Let $\mathbb{Q}(\alpha)$ be a degree $d$ extension of $\mathbb{Q}$. Given a non-zero element $q=\sum_{i=0}^{d-1}b_i\alpha^i\in\mathbb{Q}(\alpha)$, let $\langle q\rangle\in\mathrm{W}(\mathbb{Q}(\alpha))$ denote the Witt class of the symmetric, non-degenerate bilinear form $\mathbb{Q}(\alpha)\times\mathbb{Q}(\alpha)\to\mathbb{Q}(\alpha)$ given by $(x,y)\mapsto qxy$. Define $\operatorname{Tr}_{\mathbb{Q}(\alpha)/\mathbb{Q}}\langle q\rangle\in\mathrm{W}(\mathbb{Q})$ by post-composing $\langle q\rangle$ with the field trace $\mathbb{Q}(\alpha)\to\mathbb{Q}$. For each prime $p$ (including $p=\infty$), we have a local residue map $\partial_p:\mathrm{W}(\mathbb{Q})\to\mathrm{W}(\mathbb{F}_p)$ (or $\mathrm{W}(\mathbb{R})$ for $p=\infty$), and the weak Hasse-Minkowski principle says that the Witt class of $\operatorname{Tr}_{\mathbb{Q}(\alpha)/\mathbb{Q}}\langle q\rangle$ is determined the values $\partial_p\operatorname{Tr}_{\mathbb{Q}(\alpha)/\mathbb{Q}}\langle q\rangle$ for all $p$.

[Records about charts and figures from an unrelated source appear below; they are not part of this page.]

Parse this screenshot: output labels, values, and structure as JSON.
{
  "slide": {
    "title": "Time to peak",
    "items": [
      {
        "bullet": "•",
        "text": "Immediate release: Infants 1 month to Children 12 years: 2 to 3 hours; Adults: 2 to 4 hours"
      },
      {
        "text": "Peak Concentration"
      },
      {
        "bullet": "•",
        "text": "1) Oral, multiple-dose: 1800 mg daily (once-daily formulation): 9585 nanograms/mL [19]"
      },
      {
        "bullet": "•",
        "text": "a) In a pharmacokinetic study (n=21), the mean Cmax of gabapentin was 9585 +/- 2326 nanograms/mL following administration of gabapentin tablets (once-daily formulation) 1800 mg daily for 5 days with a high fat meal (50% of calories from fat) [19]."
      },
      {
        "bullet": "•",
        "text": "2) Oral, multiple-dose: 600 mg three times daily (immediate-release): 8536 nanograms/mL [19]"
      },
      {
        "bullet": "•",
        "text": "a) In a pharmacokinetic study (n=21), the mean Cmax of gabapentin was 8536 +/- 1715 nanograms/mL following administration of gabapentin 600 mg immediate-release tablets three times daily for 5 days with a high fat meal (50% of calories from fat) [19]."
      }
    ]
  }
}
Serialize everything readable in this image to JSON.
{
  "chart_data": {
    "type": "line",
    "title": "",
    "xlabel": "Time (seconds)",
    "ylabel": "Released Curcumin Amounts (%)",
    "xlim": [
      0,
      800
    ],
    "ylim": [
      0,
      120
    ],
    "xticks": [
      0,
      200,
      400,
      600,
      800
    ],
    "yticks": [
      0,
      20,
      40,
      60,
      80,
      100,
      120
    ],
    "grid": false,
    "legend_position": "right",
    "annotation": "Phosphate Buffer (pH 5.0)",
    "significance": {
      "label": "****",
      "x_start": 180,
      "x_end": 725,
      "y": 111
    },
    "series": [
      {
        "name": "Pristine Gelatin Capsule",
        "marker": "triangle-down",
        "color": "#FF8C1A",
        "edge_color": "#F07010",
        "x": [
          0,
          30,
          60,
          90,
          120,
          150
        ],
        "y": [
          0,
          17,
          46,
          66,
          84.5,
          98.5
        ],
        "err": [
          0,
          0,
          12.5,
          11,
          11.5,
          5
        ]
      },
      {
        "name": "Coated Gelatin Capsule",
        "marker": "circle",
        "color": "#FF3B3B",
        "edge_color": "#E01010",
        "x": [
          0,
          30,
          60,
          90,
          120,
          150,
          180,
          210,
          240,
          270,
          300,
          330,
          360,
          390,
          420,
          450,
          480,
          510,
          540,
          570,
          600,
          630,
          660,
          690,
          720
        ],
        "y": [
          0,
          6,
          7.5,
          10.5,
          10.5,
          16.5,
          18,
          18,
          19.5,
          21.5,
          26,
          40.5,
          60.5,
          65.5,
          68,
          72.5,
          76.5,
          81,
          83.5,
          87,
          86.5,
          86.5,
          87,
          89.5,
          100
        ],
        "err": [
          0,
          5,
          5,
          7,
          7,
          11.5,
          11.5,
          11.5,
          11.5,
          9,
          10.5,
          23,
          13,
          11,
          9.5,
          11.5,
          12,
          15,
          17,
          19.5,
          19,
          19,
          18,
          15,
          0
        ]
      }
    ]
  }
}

**Question:** Can I compute $\partial_p\operatorname{Tr}_{\mathbb{Q}(\alpha)/\mathbb{Q}}\langle q\rangle$ in terms of $q$ and the minimal polynomial of $\alpha$ over $\mathbb{Q}$? Or is a general formula too much to ask for?

For example, when $q=1$, this form is a trace form, and I believe a theorem of Taussky-Todd implies that $\partial_\infty\operatorname{Tr}_{\mathbb{Q}(\alpha)/\mathbb{Q}}\langle 1\rangle\geq 0$ (Corollary I.5.2, *A survey of trace forms of algebraic number fields* by Conner and Perlis).

**Motivation:** I'm writing up an (algebro-geometric) result, and I have a few equations involving terms of the form $\partial_p\operatorname{Tr}_{\mathbb{Q}(\alpha)/\mathbb{Q}}\langle q\rangle$. I can leave them this way, but I'm obviously not a number theorist and would thus like to record these values more explicitly if possible.